Welcome to the SeeMeCNC Community

Hey everyone,

I've been working on nozzle designs for a while now. Nozzles are a critical part of filament type 3d printers. I think we should brainstorm a bunch of ideas for nozzles so we can improve them open source style. I attached some renders of nozzles below. The geometry of the nozzles can probably be optimized for future 3d printers.

This is a basic nozzle. The external taper angle is 50 degrees with a small flat on the bottom for the orifice to be drilled. This one uses a 118 drill bit for the main bore hole of 2mm. There are a limited number of drill bit angles we can choose from for CNC turning. The one below has a steeper angle between the 2mm bore and the orifice. Check out the tapered bore on this one. I think this could help improve the retraction characteristics with plastics, and help align fibers once we start using fiber reinforced plastics.

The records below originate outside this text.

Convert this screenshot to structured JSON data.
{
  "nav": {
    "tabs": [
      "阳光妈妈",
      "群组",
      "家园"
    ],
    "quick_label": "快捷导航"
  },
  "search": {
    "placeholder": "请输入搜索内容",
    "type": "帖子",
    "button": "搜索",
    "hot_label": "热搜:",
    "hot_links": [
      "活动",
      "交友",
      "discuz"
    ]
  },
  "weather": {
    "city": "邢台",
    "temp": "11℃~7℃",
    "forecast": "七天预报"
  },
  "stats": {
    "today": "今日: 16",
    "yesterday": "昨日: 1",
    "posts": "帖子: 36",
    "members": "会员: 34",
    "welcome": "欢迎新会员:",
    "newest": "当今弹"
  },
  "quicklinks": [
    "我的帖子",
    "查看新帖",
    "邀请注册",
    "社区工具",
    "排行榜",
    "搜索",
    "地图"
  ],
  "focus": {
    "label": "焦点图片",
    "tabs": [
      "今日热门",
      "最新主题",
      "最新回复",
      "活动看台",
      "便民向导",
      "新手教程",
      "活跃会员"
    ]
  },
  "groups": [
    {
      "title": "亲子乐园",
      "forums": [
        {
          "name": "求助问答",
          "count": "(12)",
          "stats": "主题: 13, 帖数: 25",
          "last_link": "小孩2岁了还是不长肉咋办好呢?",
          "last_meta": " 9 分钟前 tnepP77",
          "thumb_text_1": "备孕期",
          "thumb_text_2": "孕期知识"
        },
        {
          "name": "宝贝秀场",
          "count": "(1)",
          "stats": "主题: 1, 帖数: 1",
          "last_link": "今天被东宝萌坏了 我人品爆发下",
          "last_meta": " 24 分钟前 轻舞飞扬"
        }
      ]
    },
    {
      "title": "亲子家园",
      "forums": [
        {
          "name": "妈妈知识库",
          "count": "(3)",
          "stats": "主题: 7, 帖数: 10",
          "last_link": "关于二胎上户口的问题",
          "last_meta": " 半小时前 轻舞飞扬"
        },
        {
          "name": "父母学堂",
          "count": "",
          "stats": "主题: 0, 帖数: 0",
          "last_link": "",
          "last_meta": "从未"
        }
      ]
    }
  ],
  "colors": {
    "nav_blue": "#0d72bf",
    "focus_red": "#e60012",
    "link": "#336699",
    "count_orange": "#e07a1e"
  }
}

Copper and aluminum have better thermal conductivity for higher melt rates. This will be necessary for larger orifice nozzles with faster speeds.
I'm probably going to get a few small CNC machines this summer, so I'll be manufacturing these for people who want to experiment. I'm limited to 5 pictures per post but I have a bunch of other nozzle designs ready to prototype. Some are integrated with a heater block, some experiment with exotic materials, some push the boundaries of thermodynamics in engineering, ect.

Post your ideas below!

Nophead did some tests with a tapered nozzle when he first tested stainless nozzles 2 or 3 years ago.
Short version I think he tapered the heated break, so the opposite taper to your diagram with good results.
The taper you show might make PLA clogging worse, the issue isn't on the retract, but during the resume when the rubbery plastic expands and grabs the walls.

I checked the inside of my nozzle about a week ago by retracting the filament out when the plastic was warm but solid. The plug of plastic in the nozzle had a smooth surface with a 45 degree tip.

Do you think that PLA is actually binding on smooth cylindrical walls, or is it a problem with surface finish/chamfers being caught? Any chamfer between the threaded parts (nozzle and heat break) could prevent retracts. A rough surface caused by bad drilling could increase the friction, but I don't know how much that would affect it.

I think if we make sure the parts that come in contact with high pressure hot plastic are well machined, parallel, and smooth, the jamming problems with go away. I wish I could start experimenting sooner. 6 weeks to go!


Also, does anyone have nozzles with orifices that have been enlarged by abrasion or wear? I think nozzle wear might be a problem once fiber filled plastics get on the market.

The theory goes that unlike most other printable plastics PLA has basically 3 states, liquid solid and a point where it's in a rubbery malleable state. This much is trivially demonstrable, the next bit is conjecture because it's virtually impossible to observe what actually happens. Though I think based on fairly solid thinking.

The thought is that as the filament is pushed down the barrel in it's rubbery state it expands, grabbing the surrounding material and jams. This seems supported by things like hotends jam even without retraction even in hotends with PTFE liners, as heat creeps up the Hotend and the size of the rubbery section expands. The PEEK fan reduces this soak, minimizing the length of rubbery filament.

It's also supported by what you will see if you strip down a really badly blocked Hotend.

There has been a lot of work on this over the years, all the original hotends were all metal, PTFE was added when people started printing PLA.

Also on the nozzle design, one of the key measurements is the length of the orifice, if it's too long it can be almost impossible to print with it, if it's too short nozzles tend to ooze, even if the melt zone is short. It also impacts die swell which can impact accuracy.